“Don’t let it go to your head.”
“Fair.” He inclined his head, amusement flitting across his features. “Bring me the book. I’ll tell you what I find. No games, no riddles. You have my word.”
I nodded once, sharp, and turned toward the door. My hand was on the handle when I stopped. A memory surfacing from blood and lightning and cave-ins.
“Cindrissian?”
The shift in my tone must have registered because his expression changed. The smirk faded. “Yes?”
“What’s so important about rain?”
Silence. The kind that felt like the air before a storm breaks.
Cindrissian’s face went entirely, deliberately blank. “I mean, if no one taught you about weather, Isara?—”
“Don’t be a prick.” I rolled my eyes, though my voice remained gentle. “Back in the cave. When you were injured. You said something about rain and Ryn.” I turned to face him fully. “Is that a place? Or a person?”
The temperature in the room dropped.
Not literally—the fire crackled in the hearth, warm and golden. But Cindrissian shut down so hard and so fast it felt like watching a fortress slam its gates. His expression went from guarded to absolutely lethal, eyes turning flat and cold as a blade.
“I don’t know what you’re talking about.” Each word carried a finality that said this conversation was over and continuing it would be a mistake.
The Master of Interrogations was back. The comfortable vulnerability of his lived-in chambers, the almost-genuine moments—all of it vanished like he’d never let it exist. What stood before me now was the male who extracted information from people for a living.
The one who knew seventeen ways to make you regret asking questions you shouldn’t have asked.
I read the danger in every line of his body. In the absolute stillness that preceded violence. In the way his hands had gone loose at his sides, not relaxed, but ready.
I’d stepped on a tripwire. And the only smart move was to back the fuck off before it detonated.
“Right.” I said, like I hadn’t just seen him transform into something that could kill me without breaking a sweat. “Of course. We all say weird shit when we’re concussed.” I pulled the door open, throwing him what I hoped looked like an easy smile. “I’ll bring that book.”
The tension in his shoulders eased. Fractionally. Just enough that I knew I’d made the right choice by retreating.
“I look forward to it.” His voice had lost that lethal edge, smoothing back into his usual sardonic tone. But his eyes were warning me not to push.
I stepped into the hallway and pulled the door closed behind me, my heart hammering against my ribs.
Whatever, or whoever Ryn was, Cindrissian would kill to keep that secret buried.
And I was smart enough not to dig any deeper.
At least not tonight.
I had other priorities. A book to deliver.
And a High Lord to strangle.
29
The sound of clashing steel and barked commands echoed across the training yard long before I reached it.

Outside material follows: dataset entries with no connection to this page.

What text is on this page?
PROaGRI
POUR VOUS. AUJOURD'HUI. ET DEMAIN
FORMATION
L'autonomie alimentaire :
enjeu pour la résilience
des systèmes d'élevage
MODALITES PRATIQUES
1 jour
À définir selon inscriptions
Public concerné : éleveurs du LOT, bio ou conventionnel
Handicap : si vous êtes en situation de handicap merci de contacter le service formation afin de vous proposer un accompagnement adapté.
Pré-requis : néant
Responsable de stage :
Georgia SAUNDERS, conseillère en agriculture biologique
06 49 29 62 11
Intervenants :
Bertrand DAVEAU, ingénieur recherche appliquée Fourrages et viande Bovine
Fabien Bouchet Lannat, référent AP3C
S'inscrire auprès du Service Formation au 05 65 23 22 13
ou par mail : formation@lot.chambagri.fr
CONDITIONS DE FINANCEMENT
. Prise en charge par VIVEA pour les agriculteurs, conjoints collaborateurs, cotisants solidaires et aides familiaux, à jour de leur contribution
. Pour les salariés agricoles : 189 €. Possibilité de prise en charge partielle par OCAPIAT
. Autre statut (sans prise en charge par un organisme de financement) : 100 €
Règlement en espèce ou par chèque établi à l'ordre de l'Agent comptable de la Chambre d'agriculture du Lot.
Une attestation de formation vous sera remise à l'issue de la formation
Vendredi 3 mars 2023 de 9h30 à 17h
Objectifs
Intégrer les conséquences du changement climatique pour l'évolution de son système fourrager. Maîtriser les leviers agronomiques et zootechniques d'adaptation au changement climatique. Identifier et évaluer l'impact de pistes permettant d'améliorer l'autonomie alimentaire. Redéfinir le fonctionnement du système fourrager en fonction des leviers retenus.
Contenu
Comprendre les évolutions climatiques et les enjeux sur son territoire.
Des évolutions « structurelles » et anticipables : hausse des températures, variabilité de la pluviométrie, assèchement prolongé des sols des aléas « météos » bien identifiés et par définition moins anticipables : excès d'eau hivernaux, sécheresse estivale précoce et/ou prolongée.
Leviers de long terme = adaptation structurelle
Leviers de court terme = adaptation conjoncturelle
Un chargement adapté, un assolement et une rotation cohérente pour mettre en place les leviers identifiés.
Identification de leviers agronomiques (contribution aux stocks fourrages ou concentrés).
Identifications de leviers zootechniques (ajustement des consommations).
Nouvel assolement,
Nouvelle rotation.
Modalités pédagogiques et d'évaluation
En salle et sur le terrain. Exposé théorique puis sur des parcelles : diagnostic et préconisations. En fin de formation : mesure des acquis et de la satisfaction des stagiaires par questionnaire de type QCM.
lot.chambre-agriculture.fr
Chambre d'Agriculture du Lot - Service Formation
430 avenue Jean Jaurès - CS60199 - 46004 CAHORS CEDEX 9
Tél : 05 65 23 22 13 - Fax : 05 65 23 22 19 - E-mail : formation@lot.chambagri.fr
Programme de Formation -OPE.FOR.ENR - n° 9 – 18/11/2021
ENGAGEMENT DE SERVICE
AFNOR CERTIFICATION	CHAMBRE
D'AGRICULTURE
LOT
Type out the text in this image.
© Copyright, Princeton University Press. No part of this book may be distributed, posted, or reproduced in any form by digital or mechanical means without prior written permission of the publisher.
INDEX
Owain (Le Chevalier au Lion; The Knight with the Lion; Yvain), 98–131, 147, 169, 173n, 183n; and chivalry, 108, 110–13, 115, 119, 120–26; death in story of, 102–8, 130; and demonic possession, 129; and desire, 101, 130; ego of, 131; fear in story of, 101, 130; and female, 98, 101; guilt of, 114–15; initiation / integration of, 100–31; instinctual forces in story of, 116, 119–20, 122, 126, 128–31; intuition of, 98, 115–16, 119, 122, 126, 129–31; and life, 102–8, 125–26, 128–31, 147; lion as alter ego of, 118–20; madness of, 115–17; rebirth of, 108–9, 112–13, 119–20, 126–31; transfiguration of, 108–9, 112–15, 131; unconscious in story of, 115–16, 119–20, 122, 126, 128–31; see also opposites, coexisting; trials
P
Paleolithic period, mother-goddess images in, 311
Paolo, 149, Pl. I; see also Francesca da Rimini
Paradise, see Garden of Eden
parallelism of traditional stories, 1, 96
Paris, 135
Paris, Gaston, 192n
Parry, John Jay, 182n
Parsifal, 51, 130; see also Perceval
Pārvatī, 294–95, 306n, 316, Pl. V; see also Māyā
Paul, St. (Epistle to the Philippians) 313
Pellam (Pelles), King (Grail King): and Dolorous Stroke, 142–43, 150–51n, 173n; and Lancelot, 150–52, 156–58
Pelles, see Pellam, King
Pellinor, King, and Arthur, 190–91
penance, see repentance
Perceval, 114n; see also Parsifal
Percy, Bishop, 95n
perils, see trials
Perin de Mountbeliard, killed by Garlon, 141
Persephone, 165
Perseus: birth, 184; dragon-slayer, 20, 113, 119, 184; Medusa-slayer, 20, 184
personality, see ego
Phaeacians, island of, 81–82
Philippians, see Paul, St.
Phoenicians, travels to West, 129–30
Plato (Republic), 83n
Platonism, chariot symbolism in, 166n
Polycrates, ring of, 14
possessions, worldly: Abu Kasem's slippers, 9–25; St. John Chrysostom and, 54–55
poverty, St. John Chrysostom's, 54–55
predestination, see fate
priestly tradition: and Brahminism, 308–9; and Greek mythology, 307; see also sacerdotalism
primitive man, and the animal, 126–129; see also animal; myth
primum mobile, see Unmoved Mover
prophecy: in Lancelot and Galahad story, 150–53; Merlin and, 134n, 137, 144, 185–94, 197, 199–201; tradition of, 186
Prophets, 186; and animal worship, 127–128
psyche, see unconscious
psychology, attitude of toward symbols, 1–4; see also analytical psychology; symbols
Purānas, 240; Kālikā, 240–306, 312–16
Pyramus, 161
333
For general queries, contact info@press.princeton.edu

Late afternoon sun slanted through the air, casting long shadows that danced with each movement of the sparring figures within. But it wasn’t the familiar sight of guards drilling formations that made me pause at the entrance.
It was the cluster of female warriors. Perhaps a dozen of them were arranged in a loose circle around three very familiar male figures.
Lincatheron stood at the centre, his midnight blue hair catching the light as he demonstrated a defensive sequence. Darian flanked him to the right, grinning as he corrected a younger warrior’s grip on her blade. Fenric completed the impromptu teaching circle, offering guidance to the women who watched with rapt attention.
Fenric spotted me first, his easy smile faltering as he took in the expression that had settled on my face. The others followed his gaze, and the easy camaraderie of the moment shifted into something more cautious.